The only people who benefit from company longevity is the senior leaders and perhaps high potentials in the company, who may survive the complete transformation of the business.
Which is, of course, the wrong focus. We're got enough problems with leaders worrying about their own rewards rather than the long-term performance of their businesses without this further distraction.

For example, wouldn't a company actually be more successful if it managed the inevitable decline of its current activities, keeping and developing its people for the longer term as long as it can. Rather than getting rid of its people as quickly as it can, and recruiting a different set of people with more modern skills, just so its senior leaders can run the company that bit longer? Even if it means the company eventually goes to the wall?


A good example may be Royal Mail - eg I'm currenty watching the RSA's event on Good Work in the New Machine Age, kicking off their Future Work Centre.

Moya Greene, CEO at the Royal Mail Group, suggests their delivery business has lost 10,000 employees whilst a similar number have been created elsewhere. But these platform technology jobs are boring, low quality jobs. Deliveroo doesn't provide the same quality experience, pay or benefits as Royal Mail's delivery business.
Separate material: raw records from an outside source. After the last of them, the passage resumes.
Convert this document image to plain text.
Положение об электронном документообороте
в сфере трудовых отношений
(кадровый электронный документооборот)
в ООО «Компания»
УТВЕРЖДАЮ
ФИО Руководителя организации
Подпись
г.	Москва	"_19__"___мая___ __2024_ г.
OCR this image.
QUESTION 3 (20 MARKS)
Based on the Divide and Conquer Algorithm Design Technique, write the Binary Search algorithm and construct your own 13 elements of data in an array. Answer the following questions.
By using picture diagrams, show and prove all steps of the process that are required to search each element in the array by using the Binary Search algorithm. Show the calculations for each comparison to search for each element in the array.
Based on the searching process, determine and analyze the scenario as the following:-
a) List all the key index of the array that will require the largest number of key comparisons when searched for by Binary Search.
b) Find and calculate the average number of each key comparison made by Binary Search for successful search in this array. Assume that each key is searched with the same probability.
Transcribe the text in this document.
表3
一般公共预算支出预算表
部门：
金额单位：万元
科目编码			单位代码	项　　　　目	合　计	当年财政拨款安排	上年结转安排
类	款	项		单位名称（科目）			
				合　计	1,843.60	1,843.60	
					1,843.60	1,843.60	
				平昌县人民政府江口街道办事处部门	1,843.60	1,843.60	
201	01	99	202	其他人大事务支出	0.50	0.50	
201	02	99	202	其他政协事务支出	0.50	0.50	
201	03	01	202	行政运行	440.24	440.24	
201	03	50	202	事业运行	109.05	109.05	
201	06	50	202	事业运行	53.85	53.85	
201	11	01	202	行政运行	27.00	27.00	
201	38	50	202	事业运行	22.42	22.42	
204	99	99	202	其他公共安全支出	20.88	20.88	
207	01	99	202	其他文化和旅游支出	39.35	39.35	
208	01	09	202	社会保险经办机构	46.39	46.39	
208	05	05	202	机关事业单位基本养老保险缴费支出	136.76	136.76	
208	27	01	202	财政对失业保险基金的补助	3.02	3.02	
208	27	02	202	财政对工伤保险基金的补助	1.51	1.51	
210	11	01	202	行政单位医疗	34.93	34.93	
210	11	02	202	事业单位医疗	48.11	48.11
They're doing this because Greene doesn't believe that people like change (I think that's debatable, but I can imagine why Royal Mail's experience will have suggested this to her). But isn't the Royal Mail doing the right thing anyway? They don't need to become Deliveroo, it's much easier for a start-up to do this. The best thing they can do is to be the best Royal Mail business for as long as they can. Isn't it?